Sunday

Savior, please

So, as you may have gathered from the last post, it's been an incredibly overwhelming weekend. Wonderful, certainly; there's been some amazing moments. But overwhelming for sure. Today I had a chance to spend some time with Very Best Friend in the Whole Entire Galaxy, and oh, how I needed that! Without fail, every moment I spend with her, whether it's curled up on the sofa watching a movie or in the middle of a noisy, smelly gym, she just refreshes my soul.

It's funny. All weekend as I was doing everything for everyone I kept telling myself, "You're fine! You're going to love this! It'll be great!". And I thought I was doing a pretty good job keeping up the act, you know? The I'm-not-tired, I-really-do-want-to-be-here, life-is-good act. I'm sure you're all familiar with it.

And this is why she is my Very Best Friend in the Whole Entire Galaxy. Because my "act" didn't fool her for a nanosecond. She knew something was wrong and she even guessed most of the stuff that was upsetting me before I even said one word. So after somewhat of a meltdown, I was feeling marginally better about life, but she helped me realize that a big part of my problem is a lack of faith. I'm in a scary transitional time of my life right now, and faith is more vital than ever before if I have any hope of navigating this. And yet, why is it that in the moments when you most need your faith, it's easiest to forget about the concept of "trust"? Why is it so easy to lose sight of God in the moments when you should be most focused on him?

As I drove home, I was praying that God would take my angry, scared, doubtful heart and replace with the peace and faith and trust I was so desperately in need of.

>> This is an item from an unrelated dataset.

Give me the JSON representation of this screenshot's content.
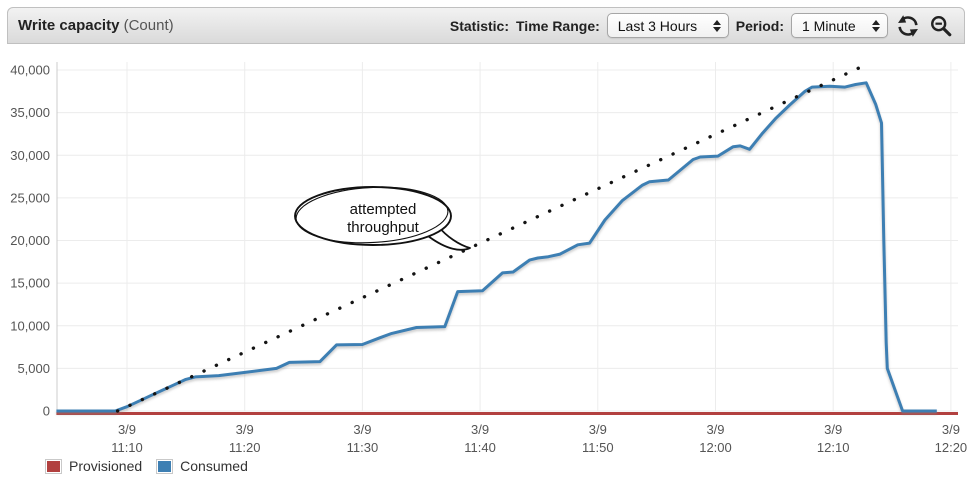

And this song came on the radio, and I know it was the answer to my prayer:

Savior, Please by Josh Wilson


Savior, please take my hand
I work so hard, I live so fast
This life begins, and then it ends
And I do the best that I can, but I don't know how long I'll last

I try to be so tough
But I'm just not strong enough
I can't do this alone, God I need You to hold on to me
I try to be good enough
But I'm nothing without Your love
Savior, please keep saving me

Savior, please help me stand
I fall so hard, I fade so fast
Will You begin right where I end
And be the God of all I am because You're all I have

Hallelujah
Everything You are to me
Is everything I'll ever need
And I am learning to believe
That I don't have to prove a thing
'Cause You're the one who's saving me

And though it might sound completely corny, these words just spoke to my heart, echoing all the words Very Best Friend had said earlier, and it was an amazing experience.
Oh, the goosebumps and the tears!

Anyway, I just pray that if you're in this place right now -- this overwhelming, trying so hard to measure up and be all things to all people and prove things to the world, that this song will encourage you and bring peace to you.

4 comments:

Lady Brainsample said...

Have you ever heard Praise You in This Storm by Casting Crowns? That song is incredible...

Q said...

We sang a hymn in church today that may also offer comfort; here is the first verse:

Lead, kindly Light
amidst th'encircling gloom
Lead Thou me on!
Keep Thou my feet;
I do not ask to see
The distant scene--
One step enough for me!

Emily said...

Lady B:
Oh, my, goodness. Casting Crowns is one of my all time favorite groups. Praise You In This Storm has to be one of the most haunting and powerful songs I've ever heard in my life. Honestly? It makes me cry when I listen to it. (Many of Casting Crown's songs do, though!)

Q: Thanks for sharing. I really like the end: "I do not ask to see/The distant scene -- One step enough for me!". That's so important for me to remember!!

Anonymous said...

Okay, that song gave me the goosebumps and tears too! I've never heard it before. It is so amazing to me how God uses simple little things like that to make the biggest differences. The right words from friends at the the right time, songs on the radio, blogs! Thanks mismatchedsockgirl!